Le succès de la micro-entreprise s’explique notamment par sa simplicité de création et l’exonération de TVA (conditionnée à certains seuils) mais c’est aussi le régime adapté à l’accumulation de petits boulots ou de salariat déguisé offrant aux entreprises une alternative à l’embauche. Selon une étude de l’INSEE (juillet 2021), les micro-entrepreneurs retiraient en 2019 en moyenne 590 € par mois de leur activité, soit 6,5 fois moins que les non-salariés classiques (TNS). 18% vivent sous le seuil de pauvreté et 70% des micro-entreprises ferment dans les 5 ans…

Sécuriser les entrepreneurs, favoriser des activités pérennes

C’est dans ce contexte que la loi en faveur de l’activité professionnelle indépendante (dite “Plan Indépendants”) a été officiellement promulguée et publiée au Journal Officiel en février dernier. Dans la continuité des mesures gouvernementales de ces dernières années visant à simplifier l’entrepreneuriat, cette loi vise à sécuriser l’activité des 3,6 millions d’indépendants concernés, des professions libérales (infirmière à domicile…) aux commerçants (restaurateurs, hôteliers…) et artisans (fleuristes, coiffeurs…), au cœur du dynamisme économique mais victimes d’un statut juridique trop peu sécurisant. Parmi les principales mesures : la création d’un statut unique. Comme pour les sociétés classiques, l’indépendant bénéficiera d’un patrimoine personnel distinct de son patrimoine professionnel. Cette mesure vise également à faciliter la transformation d’une entreprise individuelle en société. Autre pilier de la loi : un soutien aux indépendants contraints de cesser leur activité. Jusqu’ici subordonnée à l’ouverture d’une procédure en redressement ou liquidation judiciaire, l’allocation forfaitaire d’assurance chômage est élargie aux indépendants involontairement privés de leur activité, sans pour autant faire l’objet d’une procédure collective (procédure rarement exercée par ces mêmes indépendants).

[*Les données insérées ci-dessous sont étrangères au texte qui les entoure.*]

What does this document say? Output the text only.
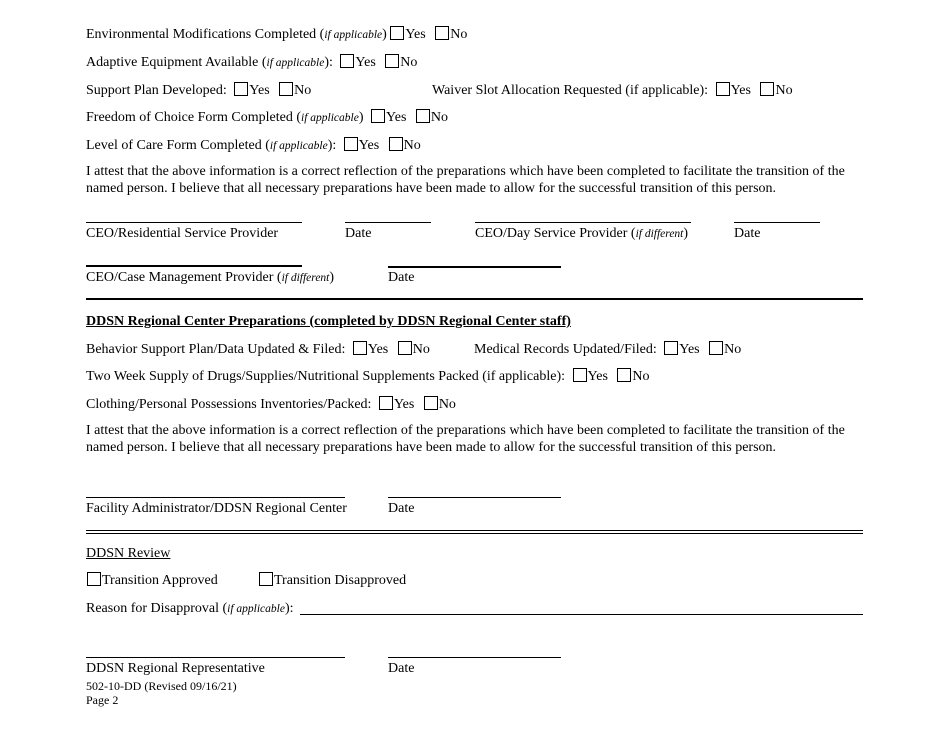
Environmental Modifications Completed (if applicable) Yes No
Adaptive Equipment Available (if applicable): Yes No
Support Plan Developed: Yes No	Waiver Slot Allocation Requested (if applicable): Yes No
Freedom of Choice Form Completed (if applicable) Yes No
Level of Care Form Completed (if applicable): Yes No
I attest that the above information is a correct reflection of the preparations which have been completed to facilitate the transition of the named person. I believe that all necessary preparations have been made to allow for the successful transition of this person.
CEO/Residential Service Provider	Date	CEO/Day Service Provider (if different)	Date
CEO/Case Management Provider (if different)	Date
DDSN Regional Center Preparations (completed by DDSN Regional Center staff)
Behavior Support Plan/Data Updated & Filed: Yes No	Medical Records Updated/Filed: Yes No
Two Week Supply of Drugs/Supplies/Nutritional Supplements Packed (if applicable): Yes No
Clothing/Personal Possessions Inventories/Packed: Yes No
I attest that the above information is a correct reflection of the preparations which have been completed to facilitate the transition of the named person. I believe that all necessary preparations have been made to allow for the successful transition of this person.
Facility Administrator/DDSN Regional Center	Date
DDSN Review
Transition Approved	Transition Disapproved
Reason for Disapproval (if applicable):
DDSN Regional Representative	Date
502-10-DD (Revised 09/16/21)
Page 2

Assurance chômage, protection du patrimoine personnel en cas de faillite… Les indépendants voient la sécurité de leur statut renforcée, une réduction des inégalités avec les statuts classiques. Autant de mesures qui ont vocation à renforcer la motivation à entreprendre mais aussi à faciliter l’investissement et pourquoi pas le recrutement plutôt qu’une prudence excessive qui parfois confine à l’immobilisme et in fine à une fermeture. Si ces mesures portent les effets escomptés, alors on peut espérer éviter d’emprunter le chemin des montagnes russes et que le nombre d’entreprises créées reflètera bien la réalité d’un développement entrepreneurial dynamique et pérenne.